Kash Mansouri writes about the Italian debt crisis as a pure case of contagion—insolvency in Greece made people start to worry about Italy, which is creating a self-fulfilling downward spiral.
I don’t disagree with any of that, but it’s worth distinguishing between two kinds of contagion. One is pure association contagion. There are a whole bunch of Spanish-speaking countries located in the Western Hemisphere that are collectively known as “Latin America.” The fact that both Mexico and Peru are part of “Latin America” doesn’t actually tell us anything about their budget outlook or economic policy, but most of us mentally associate Mexico and Peru are two component parts of “Latin America” in a way that we don’t associate Peru and Thailand.

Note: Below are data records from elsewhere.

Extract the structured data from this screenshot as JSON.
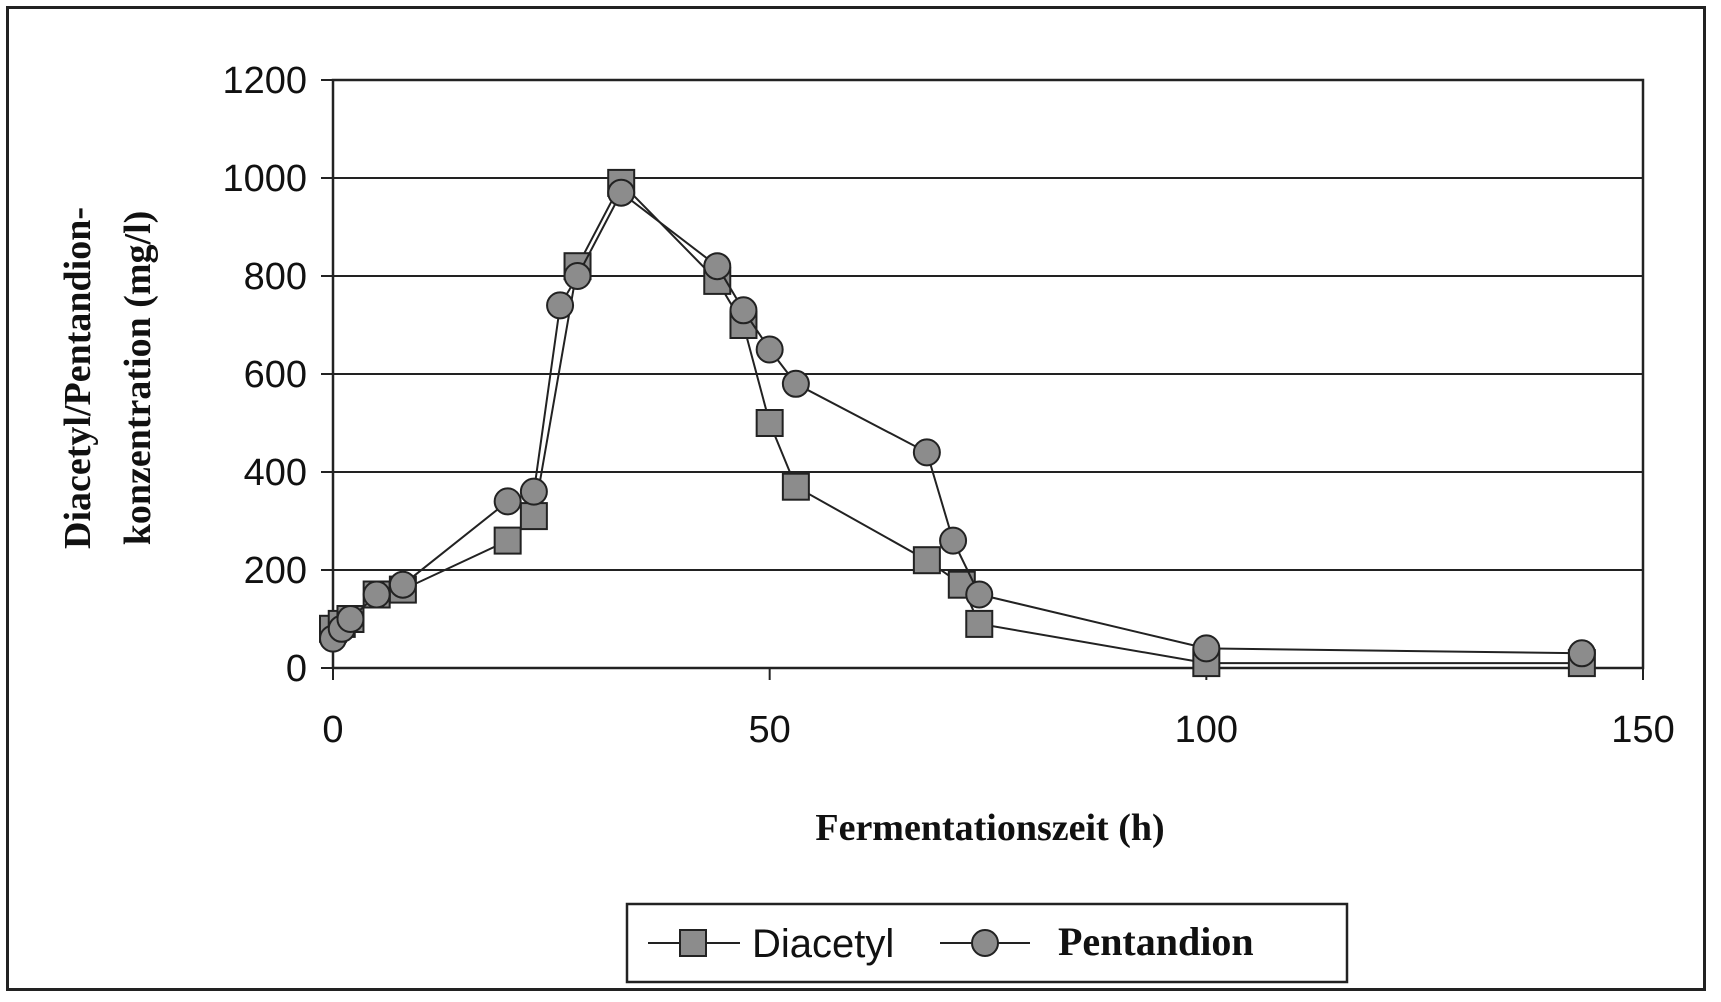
{
  "chart_data": {
    "type": "line",
    "xlabel": "Fermentationszeit (h)",
    "ylabel_line1": "Diacetyl/Pentandion-",
    "ylabel_line2": "konzentration (mg/l)",
    "xlim": [
      0,
      150
    ],
    "ylim": [
      0,
      1200
    ],
    "x_ticks": [
      0,
      50,
      100,
      150
    ],
    "y_ticks": [
      0,
      200,
      400,
      600,
      800,
      1000,
      1200
    ],
    "grid": "horizontal",
    "legend_position": "bottom",
    "colors": {
      "line": "#222222",
      "marker_fill": "#8c8c8c",
      "marker_edge": "#222222"
    },
    "series": [
      {
        "name": "Diacetyl",
        "marker": "square",
        "x": [
          0,
          1,
          2,
          5,
          8,
          20,
          23,
          28,
          33,
          44,
          47,
          50,
          53,
          68,
          72,
          74,
          100,
          143
        ],
        "y": [
          80,
          90,
          100,
          150,
          160,
          260,
          310,
          820,
          990,
          790,
          700,
          500,
          370,
          220,
          170,
          90,
          10,
          10
        ]
      },
      {
        "name": "Pentandion",
        "marker": "circle",
        "x": [
          0,
          1,
          2,
          5,
          8,
          20,
          23,
          26,
          28,
          33,
          44,
          47,
          50,
          53,
          68,
          71,
          74,
          100,
          143
        ],
        "y": [
          60,
          80,
          100,
          150,
          170,
          340,
          360,
          740,
          800,
          970,
          820,
          730,
          650,
          580,
          440,
          260,
          150,
          40,
          30
        ]
      }
    ]
  }
}
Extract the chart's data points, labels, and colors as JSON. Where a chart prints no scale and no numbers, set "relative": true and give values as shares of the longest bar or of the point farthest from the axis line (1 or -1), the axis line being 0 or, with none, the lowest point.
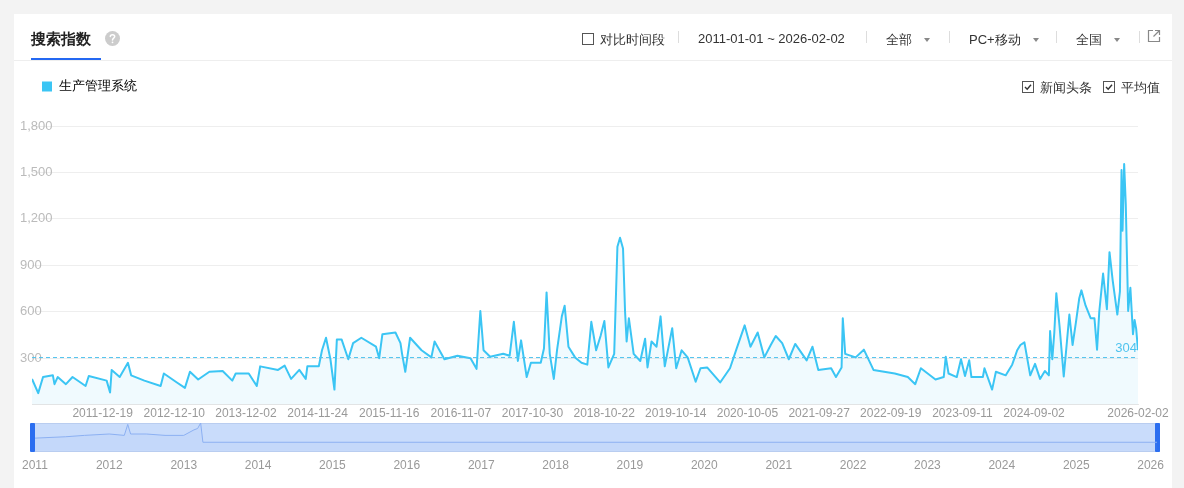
{
  "chart_data": [
    {
      "type": "area",
      "title": "搜索指数",
      "annotations": [
        "对比时间段",
        "2011-01-01 ~ 2026-02-02",
        "全部",
        "PC+移动",
        "全国",
        "新闻头条",
        "平均值"
      ],
      "x": [
        "2011-01-01",
        "2011-02-01",
        "2011-02-25",
        "2011-04-15",
        "2011-04-23",
        "2011-05-09",
        "2011-06-19",
        "2011-07-22",
        "2011-09-25",
        "2011-10-11",
        "2012-01-08",
        "2012-01-25",
        "2012-02-02",
        "2012-03-13",
        "2012-04-23",
        "2012-05-09",
        "2012-07-14",
        "2012-10-03",
        "2012-10-19",
        "2012-12-23",
        "2013-02-01",
        "2013-02-26",
        "2013-04-08",
        "2013-06-03",
        "2013-08-08",
        "2013-09-25",
        "2013-10-12",
        "2013-12-16",
        "2014-01-25",
        "2014-02-11",
        "2014-05-11",
        "2014-06-13",
        "2014-07-15",
        "2014-08-25",
        "2014-09-26",
        "2014-10-04",
        "2014-11-30",
        "2014-12-16",
        "2015-01-05",
        "2015-01-27",
        "2015-02-16",
        "2015-02-28",
        "2015-03-24",
        "2015-04-26",
        "2015-05-20",
        "2015-06-30",
        "2015-09-11",
        "2015-09-27",
        "2015-10-13",
        "2015-12-17",
        "2016-01-11",
        "2016-01-19",
        "2016-02-04",
        "2016-02-28",
        "2016-04-25",
        "2016-06-13",
        "2016-06-29",
        "2016-08-17",
        "2016-10-21",
        "2016-12-25",
        "2017-01-24",
        "2017-02-12",
        "2017-02-28",
        "2017-04-02",
        "2017-06-06",
        "2017-07-08",
        "2017-07-29",
        "2017-08-18",
        "2017-09-03",
        "2017-10-01",
        "2017-10-22",
        "2017-12-10",
        "2017-12-26",
        "2018-01-08",
        "2018-01-24",
        "2018-02-13",
        "2018-03-01",
        "2018-03-25",
        "2018-04-08",
        "2018-04-27",
        "2018-05-30",
        "2018-07-01",
        "2018-07-30",
        "2018-08-19",
        "2018-09-12",
        "2018-10-04",
        "2018-10-23",
        "2018-11-12",
        "2018-12-11",
        "2018-12-27",
        "2019-01-09",
        "2019-01-24",
        "2019-02-03",
        "2019-02-11",
        "2019-02-22",
        "2019-03-18",
        "2019-04-20",
        "2019-05-14",
        "2019-05-26",
        "2019-06-15",
        "2019-07-10",
        "2019-07-30",
        "2019-08-20",
        "2019-09-26",
        "2019-10-16",
        "2019-11-12",
        "2019-12-12",
        "2020-01-21",
        "2020-02-14",
        "2020-03-18",
        "2020-05-22",
        "2020-07-10",
        "2020-08-12",
        "2020-09-21",
        "2020-10-20",
        "2020-11-25",
        "2020-12-28",
        "2021-01-29",
        "2021-02-23",
        "2021-03-27",
        "2021-04-29",
        "2021-05-31",
        "2021-07-27",
        "2021-08-25",
        "2021-09-23",
        "2021-11-26",
        "2021-12-20",
        "2022-01-17",
        "2022-01-23",
        "2022-02-04",
        "2022-03-28",
        "2022-05-08",
        "2022-06-25",
        "2022-10-09",
        "2022-12-13",
        "2023-01-19",
        "2023-02-16",
        "2023-04-30",
        "2023-06-10",
        "2023-06-20",
        "2023-07-04",
        "2023-08-14",
        "2023-09-04",
        "2023-09-24",
        "2023-10-15",
        "2023-10-26",
        "2023-12-22",
        "2023-12-30",
        "2024-02-06",
        "2024-02-25",
        "2024-04-14",
        "2024-05-16",
        "2024-06-10",
        "2024-06-26",
        "2024-07-16",
        "2024-08-14",
        "2024-09-07",
        "2024-10-02",
        "2024-10-26",
        "2024-11-15",
        "2024-11-21",
        "2024-12-02",
        "2024-12-12",
        "2024-12-22",
        "2025-01-07",
        "2025-01-28",
        "2025-02-09",
        "2025-02-25",
        "2025-03-13",
        "2025-03-30",
        "2025-04-15",
        "2025-04-26",
        "2025-05-17",
        "2025-06-11",
        "2025-06-30",
        "2025-07-13",
        "2025-07-24",
        "2025-08-12",
        "2025-08-31",
        "2025-09-13",
        "2025-09-29",
        "2025-10-22",
        "2025-11-04",
        "2025-11-12",
        "2025-11-17",
        "2025-11-25",
        "2025-12-03",
        "2025-12-15",
        "2025-12-26",
        "2026-01-08",
        "2026-01-16",
        "2026-01-24",
        "2026-02-02"
      ],
      "series": [
        {
          "name": "生产管理系统",
          "color": "#3bc5f4",
          "values": [
            166,
            74,
            178,
            189,
            132,
            178,
            132,
            178,
            120,
            185,
            155,
            78,
            224,
            178,
            270,
            189,
            155,
            120,
            201,
            143,
            108,
            212,
            162,
            212,
            217,
            155,
            201,
            201,
            120,
            247,
            224,
            252,
            166,
            224,
            166,
            247,
            247,
            351,
            432,
            293,
            97,
            420,
            420,
            293,
            397,
            432,
            374,
            300,
            455,
            466,
            397,
            328,
            212,
            432,
            351,
            305,
            408,
            293,
            316,
            300,
            231,
            605,
            351,
            309,
            328,
            316,
            535,
            282,
            415,
            178,
            270,
            270,
            362,
            725,
            328,
            166,
            351,
            570,
            639,
            374,
            305,
            270,
            258,
            535,
            351,
            443,
            540,
            240,
            328,
            1020,
            1078,
            1008,
            605,
            408,
            558,
            328,
            282,
            425,
            240,
            408,
            374,
            570,
            247,
            494,
            235,
            351,
            305,
            148,
            235,
            240,
            143,
            235,
            362,
            512,
            374,
            466,
            305,
            385,
            443,
            397,
            293,
            392,
            286,
            374,
            224,
            235,
            178,
            240,
            558,
            328,
            305,
            355,
            224,
            201,
            178,
            132,
            235,
            162,
            178,
            309,
            201,
            178,
            293,
            185,
            286,
            178,
            178,
            235,
            97,
            212,
            189,
            258,
            351,
            385,
            402,
            189,
            263,
            166,
            217,
            189,
            475,
            293,
            466,
            720,
            508,
            182,
            351,
            582,
            385,
            535,
            685,
            738,
            639,
            558,
            558,
            355,
            600,
            847,
            616,
            985,
            801,
            582,
            732,
            1516,
            1124,
            1555,
            1297,
            605,
            755,
            455,
            547,
            489,
            351
          ]
        }
      ],
      "xlim": [
        "2011-01-01",
        "2026-02-02"
      ],
      "xticks": [
        "2011-12-19",
        "2012-12-10",
        "2013-12-02",
        "2014-11-24",
        "2015-11-16",
        "2016-11-07",
        "2017-10-30",
        "2018-10-22",
        "2019-10-14",
        "2020-10-05",
        "2021-09-27",
        "2022-09-19",
        "2023-09-11",
        "2024-09-02",
        "2026-02-02"
      ],
      "ylim": [
        0,
        1800
      ],
      "yticks": [
        {
          "value": 0,
          "label": null
        },
        300,
        600,
        900,
        {
          "value": 1200,
          "label": "1,200"
        },
        {
          "value": 1500,
          "label": "1,500"
        },
        {
          "value": 1800,
          "label": "1,800"
        }
      ],
      "ref_lines": [
        {
          "axis": "y",
          "value": 304,
          "label": "304",
          "color": "#4fc3ee",
          "line_style": "dashed"
        }
      ],
      "grid": "y",
      "legend": "top left"
    },
    {
      "type": "area",
      "relative": true,
      "x": [
        "2011-01-01",
        "2011-06-01",
        "2011-09-01",
        "2012-01-01",
        "2012-03-15",
        "2012-04-01",
        "2012-04-15",
        "2012-07-01",
        "2012-10-01",
        "2013-01-01",
        "2013-02-20",
        "2013-03-10",
        "2013-03-25",
        "2013-04-05",
        "2014-01-01",
        "2026-02-02"
      ],
      "series": [
        {
          "color": "#8cb0f2",
          "values": [
            0.45,
            0.5,
            0.55,
            0.6,
            0.55,
            0.95,
            0.6,
            0.6,
            0.55,
            0.55,
            0.75,
            0.8,
            1,
            0.3,
            0.3,
            0.3
          ]
        }
      ],
      "xlim": [
        "2011-01-01",
        "2026-02-02"
      ],
      "xticks": [
        "2011",
        "2012",
        "2013",
        "2014",
        "2015",
        "2016",
        "2017",
        "2018",
        "2019",
        "2020",
        "2021",
        "2022",
        "2023",
        "2024",
        "2025",
        "2026"
      ]
    }
  ]
}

So you can imagine a situation where funnybusiness in Mexico leads to a crisis there, which then creates a self-fulfilling downward cycle of investor confidence in Peru simply through unfair association of the two countries as part of “Latin America.” So maybe Italy is like that, just victimized by a loose “Southern Europe” association.

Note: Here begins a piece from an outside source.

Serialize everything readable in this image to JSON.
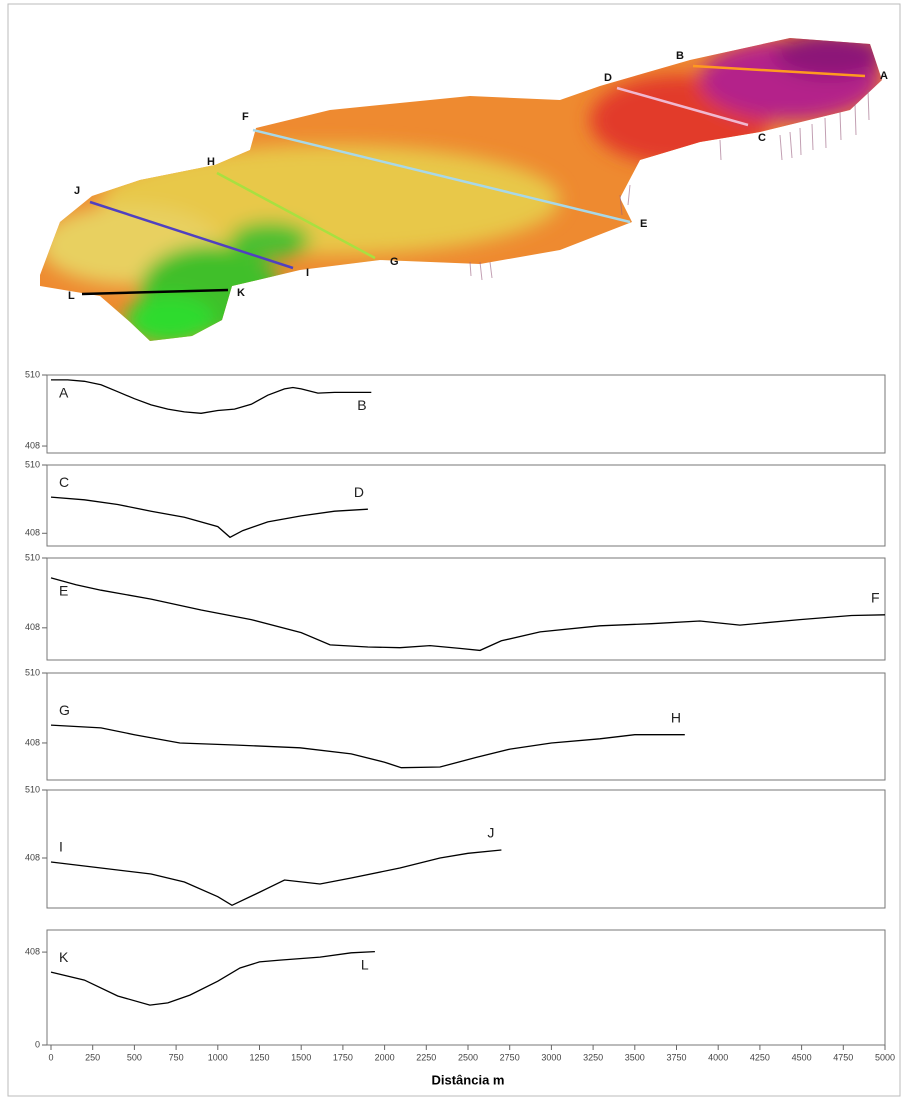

But another view is that the Greece episode actually taught us things and provides new information that investors in Italian debt ought to consider. I would argue that this is the case, and the Greek debt crisis actually provides relevant information about Italy. In particular, I learned the following things:
— One: The German government has proven to be stingier than I thought. Pre-Greece, I thought that the German political class would on some level welcome an opportunity to open the German pocketbook in exchange for political domination of the entire continent. This turns out not to be the case. Germans would really like to mind their own business and export capital goods and luxury cars to China.

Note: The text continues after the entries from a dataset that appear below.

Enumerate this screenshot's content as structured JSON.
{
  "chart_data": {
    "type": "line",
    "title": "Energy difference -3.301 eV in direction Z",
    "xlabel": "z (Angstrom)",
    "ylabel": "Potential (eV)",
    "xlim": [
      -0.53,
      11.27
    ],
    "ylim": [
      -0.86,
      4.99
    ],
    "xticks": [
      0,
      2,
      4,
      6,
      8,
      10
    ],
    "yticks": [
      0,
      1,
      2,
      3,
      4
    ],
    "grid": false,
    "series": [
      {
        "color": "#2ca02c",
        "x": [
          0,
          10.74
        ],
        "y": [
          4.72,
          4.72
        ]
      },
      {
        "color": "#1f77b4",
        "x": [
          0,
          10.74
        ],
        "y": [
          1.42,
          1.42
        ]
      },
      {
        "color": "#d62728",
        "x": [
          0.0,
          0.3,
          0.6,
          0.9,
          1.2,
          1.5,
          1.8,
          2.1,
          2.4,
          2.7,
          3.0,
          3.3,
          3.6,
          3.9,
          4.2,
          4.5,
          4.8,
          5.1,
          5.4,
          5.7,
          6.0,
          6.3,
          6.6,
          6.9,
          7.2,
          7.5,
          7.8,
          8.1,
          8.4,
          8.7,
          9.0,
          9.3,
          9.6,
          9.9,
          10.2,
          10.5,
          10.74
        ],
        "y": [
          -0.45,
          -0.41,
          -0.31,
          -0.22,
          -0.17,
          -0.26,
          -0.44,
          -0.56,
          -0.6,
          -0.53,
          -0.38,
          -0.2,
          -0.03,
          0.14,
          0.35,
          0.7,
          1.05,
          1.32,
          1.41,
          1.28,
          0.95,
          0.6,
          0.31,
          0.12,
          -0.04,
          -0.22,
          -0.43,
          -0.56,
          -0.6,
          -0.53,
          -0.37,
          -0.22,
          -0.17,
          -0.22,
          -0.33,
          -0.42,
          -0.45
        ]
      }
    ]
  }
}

— Two: The informal “everyone must agree, but in reality France + Germany = ‘everyone’” rule of EU decision-making is in somewhat rocky shape. First Finland and later Slovakia held things up over domestic political controversies that were only loosely related to the core issues. This makes it extremely difficult for the EU to make credible commitments. Olli Rehn can’t make promises about the stability of the coalition government in the Netherlands.
— Three (and perhaps most important): We learned from Greece that EU member states have greater capacity for secret budget shenanigans than I would have thought possible. We always knew that governance in Greece and is weaker than governance in Denmark, but it turns out that the quality of the supervisory governance from Brussels is also rather poor. Given that Italy, especially under Berlusconi, is not exactly above suspicion in terms of governance quality Greece gives us reason to wonder whether the easily accessible public data about Italy is accurate.
Maybe some people were smarter than me and saw all of this all along. But I think I’m not alone in being somewhat surprised by these revelations, and thus genuinely more skeptical of Italy than I was a year ago.